Mes doigts courent sur le clavier, comme des araignés folles qui tisseraient leur toile sur les touches vernies. Noir. Blanc. Les bestioles caressent et mordent les notes. Je crée avec elles tout une vie. Une vie de misère, d'amertume, de tristesse. La mélancolie d'un piano qui pleure.

Je m'enfuis, loin du Monde sérieux, loin des Hommes terribles, loin des Choses qui m'emprisonnent. Je pénètre dans un lieu confiné, étrange et beau - un jardin envahit de ronces et de péchés anciens. La mélodie me porte, m'assaille de tout côté, me perce jusqu'aux os. Jusqu'à mes entrailles qui déversent leur sang sur la musique sombre. Le rouge se mêlent aux nuances de gris.

Les octaves gémissent, les petites cloches des aigus résonnent, amplifiées dans mon cerveau encombré. Mes mains tombent au hasard sur l'instrument, lui arranchant des plaintes  tranchantes ; parfois la douceur d'un accord grave vient rassurer le Monstre - mon enfant. Tout ce qu'il y a en moi rejaillit dans la musique tortueuse et torturée. Des sanglots sortent de la carcasse noire, je ne fais qu'un avec le piano. Il souffre comme je souffre ; inanimé, il devient Homme grâce à moi. A cause de moi. Loin de m'en remercier, il voit la Vie comme elle l'est : vaine. Alors il hurle, un rugissement extraordinaire de haine, qui me griffe, qui m'empale le cœur, qui me grignotte de l'intérieur.
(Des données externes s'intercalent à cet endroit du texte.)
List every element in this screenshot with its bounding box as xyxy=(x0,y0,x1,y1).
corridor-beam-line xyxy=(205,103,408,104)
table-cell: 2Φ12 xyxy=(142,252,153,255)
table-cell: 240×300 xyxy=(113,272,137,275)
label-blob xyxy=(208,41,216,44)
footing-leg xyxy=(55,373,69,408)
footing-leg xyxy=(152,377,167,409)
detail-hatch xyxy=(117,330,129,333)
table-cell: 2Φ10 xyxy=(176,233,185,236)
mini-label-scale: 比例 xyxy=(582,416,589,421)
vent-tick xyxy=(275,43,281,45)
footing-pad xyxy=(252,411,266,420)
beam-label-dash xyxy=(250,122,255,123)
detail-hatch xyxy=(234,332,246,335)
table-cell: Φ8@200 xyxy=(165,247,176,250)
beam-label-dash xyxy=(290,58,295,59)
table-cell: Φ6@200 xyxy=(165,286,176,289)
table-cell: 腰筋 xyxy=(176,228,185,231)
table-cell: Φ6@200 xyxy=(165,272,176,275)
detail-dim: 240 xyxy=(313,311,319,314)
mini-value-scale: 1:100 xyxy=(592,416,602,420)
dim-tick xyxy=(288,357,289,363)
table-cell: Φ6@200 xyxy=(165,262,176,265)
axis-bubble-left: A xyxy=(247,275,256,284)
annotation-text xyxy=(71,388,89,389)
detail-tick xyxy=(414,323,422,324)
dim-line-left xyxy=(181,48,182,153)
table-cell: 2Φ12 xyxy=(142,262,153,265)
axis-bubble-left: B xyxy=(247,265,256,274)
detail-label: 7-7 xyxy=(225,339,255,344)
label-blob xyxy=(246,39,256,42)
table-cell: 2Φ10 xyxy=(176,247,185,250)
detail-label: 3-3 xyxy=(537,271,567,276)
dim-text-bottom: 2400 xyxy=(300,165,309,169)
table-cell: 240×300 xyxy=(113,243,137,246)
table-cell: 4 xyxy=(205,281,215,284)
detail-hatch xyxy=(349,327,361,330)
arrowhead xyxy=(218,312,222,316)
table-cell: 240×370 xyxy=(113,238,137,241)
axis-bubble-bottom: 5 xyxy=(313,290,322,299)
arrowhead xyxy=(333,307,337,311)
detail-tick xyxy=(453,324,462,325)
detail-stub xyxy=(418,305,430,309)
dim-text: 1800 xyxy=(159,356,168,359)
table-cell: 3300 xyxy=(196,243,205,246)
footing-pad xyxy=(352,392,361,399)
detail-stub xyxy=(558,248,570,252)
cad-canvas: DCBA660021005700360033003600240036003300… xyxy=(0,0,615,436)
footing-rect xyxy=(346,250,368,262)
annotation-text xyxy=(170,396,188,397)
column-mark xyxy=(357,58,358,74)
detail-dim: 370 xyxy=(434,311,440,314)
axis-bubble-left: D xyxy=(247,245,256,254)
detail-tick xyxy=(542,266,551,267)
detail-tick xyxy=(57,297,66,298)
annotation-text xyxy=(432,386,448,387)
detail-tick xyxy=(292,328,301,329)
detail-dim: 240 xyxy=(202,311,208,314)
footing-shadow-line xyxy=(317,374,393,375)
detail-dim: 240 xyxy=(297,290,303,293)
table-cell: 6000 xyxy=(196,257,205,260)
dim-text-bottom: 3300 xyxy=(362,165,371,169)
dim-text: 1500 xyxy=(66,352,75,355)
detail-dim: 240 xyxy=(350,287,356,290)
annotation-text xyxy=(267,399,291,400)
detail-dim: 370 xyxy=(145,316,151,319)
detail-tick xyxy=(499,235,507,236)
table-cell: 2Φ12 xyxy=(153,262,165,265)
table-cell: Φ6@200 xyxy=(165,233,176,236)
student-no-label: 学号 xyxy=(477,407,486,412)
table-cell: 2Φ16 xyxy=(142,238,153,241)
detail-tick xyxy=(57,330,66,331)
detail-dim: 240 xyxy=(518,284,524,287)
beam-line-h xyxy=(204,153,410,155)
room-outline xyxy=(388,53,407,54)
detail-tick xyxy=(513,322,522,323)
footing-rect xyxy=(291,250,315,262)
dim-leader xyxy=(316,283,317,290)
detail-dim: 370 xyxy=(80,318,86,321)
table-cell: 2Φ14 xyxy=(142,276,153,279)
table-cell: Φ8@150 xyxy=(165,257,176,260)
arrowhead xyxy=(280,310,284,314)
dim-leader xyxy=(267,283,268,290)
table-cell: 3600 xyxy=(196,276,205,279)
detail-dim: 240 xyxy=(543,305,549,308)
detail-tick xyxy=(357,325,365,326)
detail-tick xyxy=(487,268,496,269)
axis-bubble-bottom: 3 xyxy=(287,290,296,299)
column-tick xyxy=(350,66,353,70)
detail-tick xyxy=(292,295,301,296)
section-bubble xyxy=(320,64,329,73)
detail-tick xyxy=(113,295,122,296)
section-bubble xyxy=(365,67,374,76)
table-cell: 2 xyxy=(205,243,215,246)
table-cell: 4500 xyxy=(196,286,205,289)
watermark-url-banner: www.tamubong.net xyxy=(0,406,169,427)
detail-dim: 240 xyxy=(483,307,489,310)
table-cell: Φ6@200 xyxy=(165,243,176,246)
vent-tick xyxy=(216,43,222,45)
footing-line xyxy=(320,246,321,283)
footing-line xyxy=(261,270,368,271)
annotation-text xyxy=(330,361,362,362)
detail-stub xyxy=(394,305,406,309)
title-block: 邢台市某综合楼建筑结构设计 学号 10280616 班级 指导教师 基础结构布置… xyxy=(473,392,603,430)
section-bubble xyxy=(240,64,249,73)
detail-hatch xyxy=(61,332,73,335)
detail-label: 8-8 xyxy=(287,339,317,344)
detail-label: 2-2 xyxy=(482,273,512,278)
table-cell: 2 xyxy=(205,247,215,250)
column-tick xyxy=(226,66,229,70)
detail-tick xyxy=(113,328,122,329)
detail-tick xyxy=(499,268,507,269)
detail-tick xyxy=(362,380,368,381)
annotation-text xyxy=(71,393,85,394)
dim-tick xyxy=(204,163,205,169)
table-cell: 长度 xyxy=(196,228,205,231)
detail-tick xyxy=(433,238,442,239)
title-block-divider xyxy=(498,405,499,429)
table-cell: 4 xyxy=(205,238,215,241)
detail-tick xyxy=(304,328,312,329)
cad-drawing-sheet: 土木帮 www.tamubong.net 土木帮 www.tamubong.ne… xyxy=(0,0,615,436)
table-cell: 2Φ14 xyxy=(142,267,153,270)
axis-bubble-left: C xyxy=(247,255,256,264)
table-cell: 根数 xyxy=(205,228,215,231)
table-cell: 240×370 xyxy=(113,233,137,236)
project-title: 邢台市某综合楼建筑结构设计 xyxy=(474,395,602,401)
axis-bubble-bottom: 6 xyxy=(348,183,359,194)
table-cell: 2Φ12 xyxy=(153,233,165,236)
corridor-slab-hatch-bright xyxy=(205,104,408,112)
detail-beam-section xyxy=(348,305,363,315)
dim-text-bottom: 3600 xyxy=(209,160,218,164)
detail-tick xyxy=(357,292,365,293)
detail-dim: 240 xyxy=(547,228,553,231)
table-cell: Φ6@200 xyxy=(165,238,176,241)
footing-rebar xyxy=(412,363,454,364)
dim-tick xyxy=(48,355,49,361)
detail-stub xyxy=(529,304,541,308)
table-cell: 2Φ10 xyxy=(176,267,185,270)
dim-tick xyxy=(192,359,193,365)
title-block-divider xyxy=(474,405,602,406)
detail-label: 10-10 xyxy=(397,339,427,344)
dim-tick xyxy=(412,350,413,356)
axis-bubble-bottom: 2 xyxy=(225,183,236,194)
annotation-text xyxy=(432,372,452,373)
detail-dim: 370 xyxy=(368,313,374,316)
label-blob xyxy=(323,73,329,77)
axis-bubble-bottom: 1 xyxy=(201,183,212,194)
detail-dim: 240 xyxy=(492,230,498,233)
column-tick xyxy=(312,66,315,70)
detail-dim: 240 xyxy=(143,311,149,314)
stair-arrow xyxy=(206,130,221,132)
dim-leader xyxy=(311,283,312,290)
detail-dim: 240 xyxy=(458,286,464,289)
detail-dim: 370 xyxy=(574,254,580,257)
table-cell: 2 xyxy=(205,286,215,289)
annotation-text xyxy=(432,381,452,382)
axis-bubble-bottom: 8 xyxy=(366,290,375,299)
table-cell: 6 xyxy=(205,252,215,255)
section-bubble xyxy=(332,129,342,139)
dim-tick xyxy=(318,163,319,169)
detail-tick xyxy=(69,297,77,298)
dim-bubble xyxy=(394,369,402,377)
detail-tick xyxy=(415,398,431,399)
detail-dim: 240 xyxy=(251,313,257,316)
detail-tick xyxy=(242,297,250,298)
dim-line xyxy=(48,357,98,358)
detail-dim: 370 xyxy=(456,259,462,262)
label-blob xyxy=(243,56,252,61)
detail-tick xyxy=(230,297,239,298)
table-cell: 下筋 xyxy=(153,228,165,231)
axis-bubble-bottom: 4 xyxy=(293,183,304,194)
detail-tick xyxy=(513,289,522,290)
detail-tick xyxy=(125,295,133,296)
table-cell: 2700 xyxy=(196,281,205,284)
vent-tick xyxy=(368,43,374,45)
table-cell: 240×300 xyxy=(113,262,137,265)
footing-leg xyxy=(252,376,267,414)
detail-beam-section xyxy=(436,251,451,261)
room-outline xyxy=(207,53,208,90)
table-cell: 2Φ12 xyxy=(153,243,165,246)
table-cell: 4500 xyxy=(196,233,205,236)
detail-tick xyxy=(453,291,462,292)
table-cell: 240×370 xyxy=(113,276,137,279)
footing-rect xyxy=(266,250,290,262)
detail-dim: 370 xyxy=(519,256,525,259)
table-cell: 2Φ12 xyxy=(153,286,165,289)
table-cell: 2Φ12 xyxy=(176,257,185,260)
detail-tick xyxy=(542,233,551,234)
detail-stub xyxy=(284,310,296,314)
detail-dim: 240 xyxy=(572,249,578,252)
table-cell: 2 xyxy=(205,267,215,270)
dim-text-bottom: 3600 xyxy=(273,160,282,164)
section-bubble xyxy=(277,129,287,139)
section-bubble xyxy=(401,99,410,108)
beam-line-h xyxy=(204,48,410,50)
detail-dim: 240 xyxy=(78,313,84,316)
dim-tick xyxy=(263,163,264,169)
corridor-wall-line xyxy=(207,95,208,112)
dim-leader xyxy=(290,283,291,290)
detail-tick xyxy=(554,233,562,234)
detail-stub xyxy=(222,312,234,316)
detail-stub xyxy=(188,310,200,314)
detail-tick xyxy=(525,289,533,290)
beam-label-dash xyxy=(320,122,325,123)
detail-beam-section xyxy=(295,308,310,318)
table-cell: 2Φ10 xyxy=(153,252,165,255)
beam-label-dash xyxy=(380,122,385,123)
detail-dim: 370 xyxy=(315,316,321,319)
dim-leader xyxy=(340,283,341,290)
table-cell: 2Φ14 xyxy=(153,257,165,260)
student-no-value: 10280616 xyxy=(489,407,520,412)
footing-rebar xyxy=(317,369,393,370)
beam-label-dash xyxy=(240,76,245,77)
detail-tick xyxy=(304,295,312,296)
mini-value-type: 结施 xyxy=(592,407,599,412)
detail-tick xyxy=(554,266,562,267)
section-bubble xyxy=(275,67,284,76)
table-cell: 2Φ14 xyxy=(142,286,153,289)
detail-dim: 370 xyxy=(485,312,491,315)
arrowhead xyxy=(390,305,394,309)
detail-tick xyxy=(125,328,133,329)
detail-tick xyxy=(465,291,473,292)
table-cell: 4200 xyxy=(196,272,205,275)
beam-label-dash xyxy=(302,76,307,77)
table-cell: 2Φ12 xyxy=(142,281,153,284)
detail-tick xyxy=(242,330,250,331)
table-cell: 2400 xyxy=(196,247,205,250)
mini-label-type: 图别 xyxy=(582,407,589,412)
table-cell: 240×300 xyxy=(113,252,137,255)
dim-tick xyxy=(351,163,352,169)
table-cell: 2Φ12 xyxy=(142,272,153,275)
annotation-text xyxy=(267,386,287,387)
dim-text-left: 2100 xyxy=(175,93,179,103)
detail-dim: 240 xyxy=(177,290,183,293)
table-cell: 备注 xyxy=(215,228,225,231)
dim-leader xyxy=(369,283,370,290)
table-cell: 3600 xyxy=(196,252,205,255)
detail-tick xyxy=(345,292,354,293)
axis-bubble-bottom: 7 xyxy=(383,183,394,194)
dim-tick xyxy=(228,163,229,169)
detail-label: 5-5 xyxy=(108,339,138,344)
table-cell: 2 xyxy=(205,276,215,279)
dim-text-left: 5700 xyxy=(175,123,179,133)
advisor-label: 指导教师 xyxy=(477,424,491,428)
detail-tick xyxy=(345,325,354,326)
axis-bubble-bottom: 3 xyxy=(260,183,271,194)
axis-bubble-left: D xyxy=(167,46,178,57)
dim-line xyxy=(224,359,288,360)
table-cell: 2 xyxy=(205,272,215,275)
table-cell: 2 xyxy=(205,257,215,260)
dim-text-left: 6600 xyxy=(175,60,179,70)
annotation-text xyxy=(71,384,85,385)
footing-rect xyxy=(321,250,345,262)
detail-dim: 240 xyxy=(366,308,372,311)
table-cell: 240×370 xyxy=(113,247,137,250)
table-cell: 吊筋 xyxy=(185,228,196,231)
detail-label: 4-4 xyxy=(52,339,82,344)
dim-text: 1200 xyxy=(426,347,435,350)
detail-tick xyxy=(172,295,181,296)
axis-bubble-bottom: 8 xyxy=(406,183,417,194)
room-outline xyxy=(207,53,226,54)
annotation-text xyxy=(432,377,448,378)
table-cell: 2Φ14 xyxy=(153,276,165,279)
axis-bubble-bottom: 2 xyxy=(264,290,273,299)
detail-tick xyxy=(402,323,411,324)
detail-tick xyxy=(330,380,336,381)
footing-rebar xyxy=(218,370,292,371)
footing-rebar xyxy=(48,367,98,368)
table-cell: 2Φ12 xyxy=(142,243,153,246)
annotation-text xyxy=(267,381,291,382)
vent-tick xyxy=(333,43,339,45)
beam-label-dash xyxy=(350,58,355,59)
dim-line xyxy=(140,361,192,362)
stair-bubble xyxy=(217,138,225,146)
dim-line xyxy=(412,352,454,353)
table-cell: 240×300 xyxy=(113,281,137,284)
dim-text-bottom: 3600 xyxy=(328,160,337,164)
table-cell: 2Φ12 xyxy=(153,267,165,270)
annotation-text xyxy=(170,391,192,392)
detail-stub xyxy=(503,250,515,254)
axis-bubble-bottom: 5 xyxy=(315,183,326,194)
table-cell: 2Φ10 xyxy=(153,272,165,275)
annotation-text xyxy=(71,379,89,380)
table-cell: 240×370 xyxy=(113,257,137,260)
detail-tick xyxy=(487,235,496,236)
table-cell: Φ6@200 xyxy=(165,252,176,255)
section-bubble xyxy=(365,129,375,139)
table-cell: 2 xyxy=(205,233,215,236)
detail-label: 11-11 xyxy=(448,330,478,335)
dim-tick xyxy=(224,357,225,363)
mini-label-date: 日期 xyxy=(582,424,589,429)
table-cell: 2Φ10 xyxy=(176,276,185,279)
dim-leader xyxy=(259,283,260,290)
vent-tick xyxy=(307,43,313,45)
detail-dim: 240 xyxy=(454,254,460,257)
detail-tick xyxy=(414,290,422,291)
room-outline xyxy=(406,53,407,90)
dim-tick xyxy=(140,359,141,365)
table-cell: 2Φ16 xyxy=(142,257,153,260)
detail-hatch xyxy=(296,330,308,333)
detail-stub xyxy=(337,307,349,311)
Les mains tremblantes. « Arrête ! » Le piano a trop mal. Il se cabre sous mes doigts, s'enfuit pour échapper à mon déisir de vengeance. « Arrête ! » Encore et encore. Mais je ne veux pas arrêter ! La mélodie m'envoute, c'est le cri de mon âme, tu n'entends pas ? «  Je ne veux pas ! ». Je continue, continue, continue … « Non ! » Tu ne peux rien contre moi … Tu es seulement parce que je suis !
Mais soudain, je ne supporte plus le mal que je lui inflige. La perversité qui m'envahit m'effraie plus que toute la douleur du Monde. Alors je soulève mes poignets, écoute le son qui meurt doucement, et ferme le couvercle de la Bête.

Chancelante.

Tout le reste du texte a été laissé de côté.